Cette fois, tout un roman, publié en 2000, lié au jeu de rôle Delta Green. The Rules of Engagement, comme les nouvelles lues auparavant, est... étonnamment plaisant ? Bizarrement sympathique ? Ou plutôt, complètement bancal mais riche, sombre et rythmé ? On retrouve des personnages familiers, découverts dans ces nouvelles, ainsi que l'univers Delta Green, cette fois grandement détaillé : on comprendra la structure de la conspiration et on fera connaissance avec son meneur.
D'ailleurs, pendant le premier tiers du roman, j'étais un peu frustré par le point suivant : vu à quel point Delta Green est une organisation active et agressive, le meneur lui-même souvent impliqué directement, il devraient être très facile pour leurs "ennemis" incroyablement puissants de les éradiquer en un claquement de doigt. J'ai été ravi de constater que l'auteur non seulement a pris cette question au sérieux mais en a fait un point central, jusqu'à y consacrer le titre du roman : les rules of engagement, ce sont les règles implicites qui régissent les rapports entre les diverses organisations plus ou moins secrètes et plus ou moins étatiques qui se partagent le champ de bataille des ombres. Elles se combattent régulièrement tout en se tolérant vaguement, et Delta Green, justement, est tolérée parce qu'il y a cette vague conscience que c'est une conspiration qui livre des combats essentiels contre des forces innommables, combats que personne d'autre n'est prêt à mener.
Parlons donc des forces innommables : j'ai été agréablement surpris de constater à quel point le roman est loin, très loin, d'être du simple pastiche lovecraftien. Il n'y a, je crois, à part ce membre de Delta Green déjà rencontré qui est une goule, pas une seule mention de créature ou d'entité lovecraftienne — mais le lecteur expérimenté les devine dans l'ombre, et parfois plus que dans l'ombre. Ce choix laisse à l'auteur la liberté de développer un univers à peu près original, celui de Delta Green. On est dans du techno-thriller qui, d'un côté, est convenu : des luttes d'organisations secrètes, des personnages courageux et violents qui montent des opérations le flingue à la main, des secrets bien gardés, des fusillades, etc. Cette partie est bien menée, mais ce n'est pas vraiment le nerf de la narration. Ce qui motive toutes ces intrigues, et les personnages qui y évoluent, c'est la nature de la réalité cachée : toutes les menaces — ou opportunités pour certains — qui rôdent en marge de la réalité humaine.

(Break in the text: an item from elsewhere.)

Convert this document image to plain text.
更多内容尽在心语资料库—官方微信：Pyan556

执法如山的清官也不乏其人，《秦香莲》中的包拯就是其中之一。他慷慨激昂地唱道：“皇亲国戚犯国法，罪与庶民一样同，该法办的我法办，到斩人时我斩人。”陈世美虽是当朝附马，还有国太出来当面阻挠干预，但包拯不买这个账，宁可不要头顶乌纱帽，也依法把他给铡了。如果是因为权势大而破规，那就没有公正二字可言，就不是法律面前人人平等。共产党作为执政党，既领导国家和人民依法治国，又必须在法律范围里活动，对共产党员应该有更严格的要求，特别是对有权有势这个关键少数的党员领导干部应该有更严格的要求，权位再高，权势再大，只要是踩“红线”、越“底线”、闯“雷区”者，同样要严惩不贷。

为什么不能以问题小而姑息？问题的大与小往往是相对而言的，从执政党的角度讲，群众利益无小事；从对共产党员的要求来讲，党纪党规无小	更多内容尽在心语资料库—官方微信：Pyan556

On a de ce côté pas mal de scènes réussies, qui impliquent la paranoïa de perdre le contrôle de son propre corps, comme si ce dernier n'était qu'une marionnette pour des forces hors de portée — sans parler de l'esprit. Mais au fond, ce qui à mon sens est la plus grande force de roman, et ce qui contribue à faire pardonner ses faiblesses, c'est sa façon sobre de traiter de la modernité : les membres de Delta Green sont aliénés par la modernité. Le roman s'ouvre sur une tentative de suicide : la protagoniste, isolée dans la modernité, perdue entre la prison qu'est son appart et la prison qu'est son taf, incapable de trouver des liens humains valables, songe à en finir. Ce qui la sauve, c'est Delta Green : c'est là qu'elle trouve du sens. Delta Green offre à elles et aux autres paumés qui y consacrent leur vie du sens par ailleurs introuvable. « This organization is positively riddled with doomed romantics. » C'est non seulement pour eux l'occasion de liens humains basés sur le risque, et donc l'indispensable confiance mutuelle, etc., et mais aussi et surtout le contact avec le réel, le vrai.
Ainsi on peut regretter de nombreuses choses — un ensemble occasionnellement confus, des ellipses et transitions parfois foireuses, une surcharge de personnages qu'il peut être difficile de suivre, une impression de guerres entre agences plutôt que contre le "mythe" qui confine au bain de sang futile, une fin frustrante qui repose sur du tour de passe-passe temporel, etc. — mais, au fond, The Rules of Engagement réussit en offrant un univers riche qu'on explore à un rythme soutenu, univers bourré d'idées et peuplé de personnages motivés par une souffrance humaine qui n'a rien de fantastique.